In general case things are much harder to handle, and in many cases, if you expect large lists, with many duplicates and many values per group, the optimal solution* is to just recompute results from scratch, i.e.

input.groupBy($"continent").agg(collect_set($"attributes") as "attributes")
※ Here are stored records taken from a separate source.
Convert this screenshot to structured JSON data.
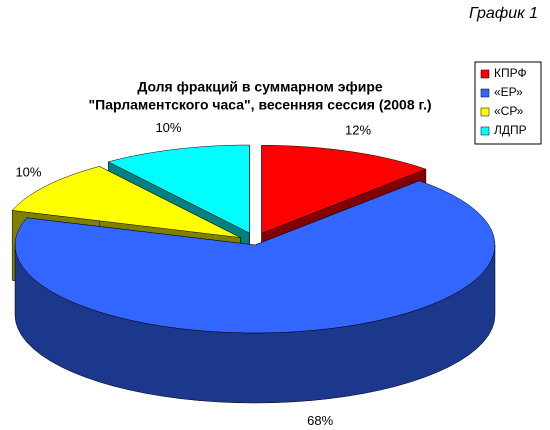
{
  "chart_data": {
    "type": "pie3d",
    "note": "График 1",
    "title": [
      "Доля фракций в суммарном эфире",
      "\"Парламентского часа\", весенняя сессия (2008 г.)"
    ],
    "categories": [
      "КПРФ",
      "«ЕР»",
      "«СР»",
      "ЛДПР"
    ],
    "values": [
      12,
      68,
      10,
      10
    ],
    "value_labels": [
      "12%",
      "68%",
      "10%",
      "10%"
    ],
    "colors": [
      "#ff0000",
      "#3366ff",
      "#ffff00",
      "#00ffff"
    ],
    "legend": "right"
  }
}
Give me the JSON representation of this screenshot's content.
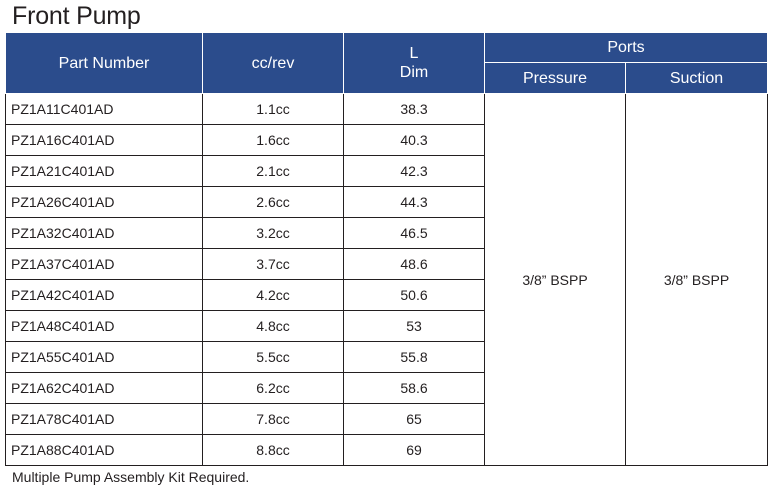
{
  "title": "Front Pump",
  "headers": {
    "part_number": "Part Number",
    "cc_rev": "cc/rev",
    "l_line1": "L",
    "l_line2": "Dim",
    "ports": "Ports",
    "pressure": "Pressure",
    "suction": "Suction"
  },
  "rows": [
    {
      "part": "PZ1A11C401AD",
      "cc": "1.1cc",
      "l": "38.3"
    },
    {
      "part": "PZ1A16C401AD",
      "cc": "1.6cc",
      "l": "40.3"
    },
    {
      "part": "PZ1A21C401AD",
      "cc": "2.1cc",
      "l": "42.3"
    },
    {
      "part": "PZ1A26C401AD",
      "cc": "2.6cc",
      "l": "44.3"
    },
    {
      "part": "PZ1A32C401AD",
      "cc": "3.2cc",
      "l": "46.5"
    },
    {
      "part": "PZ1A37C401AD",
      "cc": "3.7cc",
      "l": "48.6"
    },
    {
      "part": "PZ1A42C401AD",
      "cc": "4.2cc",
      "l": "50.6"
    },
    {
      "part": "PZ1A48C401AD",
      "cc": "4.8cc",
      "l": "53"
    },
    {
      "part": "PZ1A55C401AD",
      "cc": "5.5cc",
      "l": "55.8"
    },
    {
      "part": "PZ1A62C401AD",
      "cc": "6.2cc",
      "l": "58.6"
    },
    {
      "part": "PZ1A78C401AD",
      "cc": "7.8cc",
      "l": "65"
    },
    {
      "part": "PZ1A88C401AD",
      "cc": "8.8cc",
      "l": "69"
    }
  ],
  "ports": {
    "pressure": "3/8” BSPP",
    "suction": "3/8” BSPP"
  },
  "colors": {
    "header_bg": "#2b4c8c",
    "header_text": "#ffffff",
    "border": "#231f20"
  },
  "footnote": "Multiple Pump Assembly Kit Required."
}
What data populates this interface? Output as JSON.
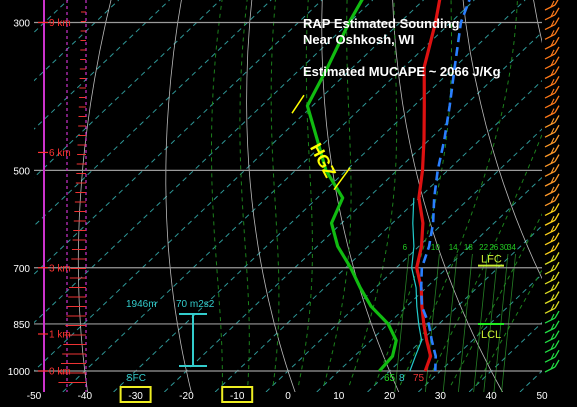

One possible alternative is to use Aggregator

import org.apache.spark.sql.expressions.Aggregator
import org.apache.spark.sql.catalyst.encoders.ExpressionEncoder
import org.apache.spark.sql.{Encoder, Encoders}
import scala.collection.mutable.{Set => MSet}


class MergeSets[T, U](f: T => Seq[U])(implicit enc: Encoder[Seq[U]]) extends 
     Aggregator[T, MSet[U], Seq[U]] with Serializable {

  def zero = MSet.empty[U]

  def reduce(acc: MSet[U], x: T) = {
    for { v <- f(x) } acc.add(v)
    acc
  }

  def merge(acc1: MSet[U], acc2: MSet[U]) = {
    acc1 ++= acc2
  }

  def finish(acc: MSet[U]) = acc.toSeq
  def bufferEncoder: Encoder[MSet[U]] = Encoders.kryo[MSet[U]]
  def outputEncoder: Encoder[Seq[U]] = enc

}

and apply it as follows

case class CountryAggregate(
  country: String, continent: String, attributes: Seq[String])

byState
  .as[CountryAggregate]
  .groupByKey(_.continent)
  .agg(new MergeSets[CountryAggregate, String](_.attributes).toColumn)
  .toDF("continent", "attributes")
  .show
+---------+----------+
|continent|attributes|
+---------+----------+
|   Europe| [X, Y, Z]|
|  America|    [B, A]|
+---------+----------+

but that's clearly not a Java-friendly option.

See also How to aggregate values into collection after groupBy? (similar, but without uniqueness constraint).


* That's because explode can be quite expensive, especially in older Spark versions, same as access to external representation of SQL collections.